Trudeau pulls out his pen and a little notebook and begins jotting.
Powell continues, "My favorite one is, 'Chuck Norris is . . . right behind you!'"
Trudeau turns to his editor and collaborator on the book and the Web site, David Stanford, and says: "I think there's a book there. Chuck Norris graffiti!"
Norris does have a cameo in the book, as the little Chuck Norris action figure on the back cover that Steward took with him and posed with assorted weaponry in Afghanistan. Now his son Jon, about to be deployed, will carry the Norris doll into battle.
Every war has its styles of irony, its pop-cultural reference points, and they are part of the reality portrayed in "The Sandbox" by a lineup of accidental writers.
"I didn't write this to become famous; it was just to capture what I was going through," says Steward. One of his most widely read blog entries was a list of 63 items that every soldier should pack on the way to the Sandbox.
"Baby wipes -- 30 days worth . . . Weapons lube that doesn't attract sand. . . A PSP or some other handheld gaming device . . . Webcam for video calls back home . . . ."

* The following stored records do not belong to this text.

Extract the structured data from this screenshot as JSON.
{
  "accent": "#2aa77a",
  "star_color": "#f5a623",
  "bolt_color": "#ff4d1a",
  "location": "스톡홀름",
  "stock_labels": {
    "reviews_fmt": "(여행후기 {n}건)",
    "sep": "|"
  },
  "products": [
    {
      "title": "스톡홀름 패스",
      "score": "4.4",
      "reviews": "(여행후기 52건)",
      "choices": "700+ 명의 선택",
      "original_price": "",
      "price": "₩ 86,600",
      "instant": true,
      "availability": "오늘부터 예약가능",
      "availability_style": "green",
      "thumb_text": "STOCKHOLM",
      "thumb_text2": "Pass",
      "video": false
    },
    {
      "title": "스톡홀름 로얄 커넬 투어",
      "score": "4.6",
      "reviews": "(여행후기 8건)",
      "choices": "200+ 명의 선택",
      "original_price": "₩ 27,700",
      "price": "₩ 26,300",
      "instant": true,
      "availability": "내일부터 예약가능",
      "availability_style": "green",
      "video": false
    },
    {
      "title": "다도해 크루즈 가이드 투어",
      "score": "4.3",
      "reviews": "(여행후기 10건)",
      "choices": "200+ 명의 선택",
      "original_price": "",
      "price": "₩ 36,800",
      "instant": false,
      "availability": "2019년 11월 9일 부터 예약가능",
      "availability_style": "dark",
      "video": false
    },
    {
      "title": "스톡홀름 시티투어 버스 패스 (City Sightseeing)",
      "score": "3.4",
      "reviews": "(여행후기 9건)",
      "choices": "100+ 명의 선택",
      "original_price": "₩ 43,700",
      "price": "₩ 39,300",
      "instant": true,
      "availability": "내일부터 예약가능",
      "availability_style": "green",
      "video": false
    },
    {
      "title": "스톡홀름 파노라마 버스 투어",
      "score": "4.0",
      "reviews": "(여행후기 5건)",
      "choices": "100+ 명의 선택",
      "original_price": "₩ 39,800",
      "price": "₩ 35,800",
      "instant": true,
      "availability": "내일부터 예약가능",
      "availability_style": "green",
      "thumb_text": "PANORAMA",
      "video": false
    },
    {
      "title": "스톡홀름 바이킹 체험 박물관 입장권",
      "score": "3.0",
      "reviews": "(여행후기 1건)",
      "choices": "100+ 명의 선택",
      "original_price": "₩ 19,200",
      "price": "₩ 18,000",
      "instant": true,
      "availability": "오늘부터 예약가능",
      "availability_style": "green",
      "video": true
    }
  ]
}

Powell, whose headphone was struck by a sniper's round that exited his helmet but did not wound him, says, "I wanted to write about the visceral experience of being in Iraq. This is what it feels like to drive through Baghdad in a Humvee, this is what it feels like to be mortared or shelled." His blog entries, written under the name of "Sgt. Roy Batty," often refer to recent books and movies. "I always felt life was at its best when it resembled an action movie, or some kind of movie," he says. "It was very interesting to see how real combat compares to the movies or the books. Unfortunately, the movies or the books were more interesting. It's sort of the banality of being shot at."
In one entry, where a stray dog is an unlikely hero, he writes: "This is Iraq in a nutshell. It varies from boredom, to hardship, to hilarity, to violence, back to boredom, into tension, and occasionally it trips across wonderment along the way. Gotta love it."
Trudeau, who has created war cartoons all the way back to Vietnam, and who recently re-read and admires that iconic example of Vietnam literature, "Dispatches" by Michael Herr, says the new war literature is different because of its immediacy: Troops grabbing laptops, filing instant dispatches in their own words. Hotwash.
"It's being published before it gets over-thought," he says.
Time to sign more books. Maria Vina, a VA program analyst, wants three, for her husband, a retired Marine, her older son in the Air Force, and her younger son, a 19-year-old Navy ROTC cadet and "Doonesbury" fan.
Leaving the table with her books, she says, "Coming from a military family, it's important for people to understand and know the stories of people over there. A lot of times people just watch on TV and they don't really care."